Für den Zeitraum von Januar bis Juni 2010 hat das Unternehmen ein EBITDA von 6,8 Millionen Euro gemeldet.

Solaria hat außerdem während dieses Zeitraums nicht nur die Zeitarbeit für die Werke in Puertollano (Ciudad Real) und Fuenmayor (La Rioja) zurückgenommen, sondern die Belegschaft in beiden Werken um 80% vergrößert, um den Anforderungen und Zeitplänen der Produktionszentren gerecht zu werden. Die positiven Prognosen weisen darauf hin, dass Solaria in den nächsten Monaten weitere Arbeitsplätze schaffen wird.

Vor diesem Hintergrund hat Solaria für das zweite Halbjahr eine Vergütung an die Aktionäre beschlossen. Auf der Vollversammlung im letzten Juni wurde eine Barauszahlung von 0,02 € pro Aktie beschlossen, welche am 15. September erfolgen wird. Hinzu kommt die ebenfalls für diesen Monat vorgesehene Amortisation eigener Aktien. Solaria hat im Rahmen dieser Politik der Unternehmensstärkung und der Wertschöpfung für seine Aktionäre ein Konzept für einen Aktienrückkauf während der zweiten Jahreshälfte eingeführt, der maximal 10% des Kapitals umfassen soll.
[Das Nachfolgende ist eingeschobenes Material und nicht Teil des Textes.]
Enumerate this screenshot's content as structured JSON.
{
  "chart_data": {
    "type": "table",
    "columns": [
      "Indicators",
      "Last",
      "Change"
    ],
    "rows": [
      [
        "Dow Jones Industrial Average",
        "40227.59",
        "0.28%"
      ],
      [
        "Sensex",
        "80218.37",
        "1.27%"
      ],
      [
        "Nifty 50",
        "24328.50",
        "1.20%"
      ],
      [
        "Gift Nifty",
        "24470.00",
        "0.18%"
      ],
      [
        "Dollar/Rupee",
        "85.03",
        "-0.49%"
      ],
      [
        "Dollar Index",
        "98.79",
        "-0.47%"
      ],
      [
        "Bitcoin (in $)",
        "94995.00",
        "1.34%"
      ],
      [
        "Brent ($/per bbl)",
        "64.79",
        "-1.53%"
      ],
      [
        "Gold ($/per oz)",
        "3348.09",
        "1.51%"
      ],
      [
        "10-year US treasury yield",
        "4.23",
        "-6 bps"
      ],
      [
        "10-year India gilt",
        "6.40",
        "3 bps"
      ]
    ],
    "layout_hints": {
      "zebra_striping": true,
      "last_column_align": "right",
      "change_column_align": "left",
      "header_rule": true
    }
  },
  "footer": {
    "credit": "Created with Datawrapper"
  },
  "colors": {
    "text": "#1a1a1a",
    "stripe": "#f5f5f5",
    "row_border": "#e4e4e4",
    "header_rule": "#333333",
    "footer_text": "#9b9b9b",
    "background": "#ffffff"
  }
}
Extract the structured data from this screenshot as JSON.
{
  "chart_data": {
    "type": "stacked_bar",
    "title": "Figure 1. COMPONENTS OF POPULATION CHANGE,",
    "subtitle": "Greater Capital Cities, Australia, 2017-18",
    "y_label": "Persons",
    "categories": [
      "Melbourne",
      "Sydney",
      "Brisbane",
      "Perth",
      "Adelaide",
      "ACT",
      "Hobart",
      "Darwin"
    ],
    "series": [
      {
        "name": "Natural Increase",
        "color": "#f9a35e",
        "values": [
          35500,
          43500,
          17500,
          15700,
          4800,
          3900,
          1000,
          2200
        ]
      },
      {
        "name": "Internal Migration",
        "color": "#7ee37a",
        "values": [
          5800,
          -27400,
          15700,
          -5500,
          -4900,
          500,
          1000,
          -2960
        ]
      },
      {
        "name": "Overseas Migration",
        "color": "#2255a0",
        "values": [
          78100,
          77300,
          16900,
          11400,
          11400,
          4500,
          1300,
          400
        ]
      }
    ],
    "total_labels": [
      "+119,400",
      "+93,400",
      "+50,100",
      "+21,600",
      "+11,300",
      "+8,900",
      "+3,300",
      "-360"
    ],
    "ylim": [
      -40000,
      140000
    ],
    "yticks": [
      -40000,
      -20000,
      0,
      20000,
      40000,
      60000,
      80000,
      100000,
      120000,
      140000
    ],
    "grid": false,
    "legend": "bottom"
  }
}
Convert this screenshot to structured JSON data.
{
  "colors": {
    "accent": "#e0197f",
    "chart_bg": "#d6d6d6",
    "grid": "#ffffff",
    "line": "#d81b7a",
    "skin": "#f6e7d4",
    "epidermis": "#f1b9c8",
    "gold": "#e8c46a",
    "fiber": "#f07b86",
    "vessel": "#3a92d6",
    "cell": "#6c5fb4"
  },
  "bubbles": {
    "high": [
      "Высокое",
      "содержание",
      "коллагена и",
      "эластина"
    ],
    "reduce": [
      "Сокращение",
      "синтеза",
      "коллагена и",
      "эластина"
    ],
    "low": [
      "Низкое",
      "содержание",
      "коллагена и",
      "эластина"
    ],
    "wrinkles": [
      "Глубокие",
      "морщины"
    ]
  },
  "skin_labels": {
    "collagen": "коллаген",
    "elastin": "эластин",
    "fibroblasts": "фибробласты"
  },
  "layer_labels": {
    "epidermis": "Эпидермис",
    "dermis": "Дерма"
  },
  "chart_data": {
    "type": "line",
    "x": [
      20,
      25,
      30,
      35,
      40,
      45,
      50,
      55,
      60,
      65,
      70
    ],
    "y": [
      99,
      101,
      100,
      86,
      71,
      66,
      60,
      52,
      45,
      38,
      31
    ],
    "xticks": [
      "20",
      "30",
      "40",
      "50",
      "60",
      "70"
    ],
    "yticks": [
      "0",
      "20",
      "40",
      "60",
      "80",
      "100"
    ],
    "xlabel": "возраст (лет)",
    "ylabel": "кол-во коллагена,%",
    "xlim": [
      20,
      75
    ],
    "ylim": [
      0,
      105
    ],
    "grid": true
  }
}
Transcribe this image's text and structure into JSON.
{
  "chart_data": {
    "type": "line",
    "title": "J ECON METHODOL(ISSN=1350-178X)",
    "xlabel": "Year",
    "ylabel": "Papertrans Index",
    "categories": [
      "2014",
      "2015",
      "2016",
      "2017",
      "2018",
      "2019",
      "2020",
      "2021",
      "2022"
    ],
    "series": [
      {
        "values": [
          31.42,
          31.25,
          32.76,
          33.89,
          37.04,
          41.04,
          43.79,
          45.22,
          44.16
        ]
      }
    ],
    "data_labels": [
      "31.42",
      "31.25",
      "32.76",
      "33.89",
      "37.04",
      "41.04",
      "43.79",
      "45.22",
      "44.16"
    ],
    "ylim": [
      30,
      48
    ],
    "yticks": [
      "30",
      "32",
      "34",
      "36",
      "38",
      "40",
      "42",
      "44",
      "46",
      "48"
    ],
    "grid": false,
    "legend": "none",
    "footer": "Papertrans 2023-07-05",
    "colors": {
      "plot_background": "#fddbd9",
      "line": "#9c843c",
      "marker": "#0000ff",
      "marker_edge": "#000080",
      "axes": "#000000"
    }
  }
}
Im operativen Bereich geht der Bau von 6 Fotovoltaikanlagen den Plänen entsprechend voran. Die Zentren liegen in Puertollano (Spanien), auf Sardinien und in Lazio (jeweils Italien), Griechenland sowie in Nord- und Südböhmen (beide in der Tschechischen Republik). Sie verfügen zusammen über 22 MW und sollen während der zweiten Hälfte des Jahres ans Netz gehen.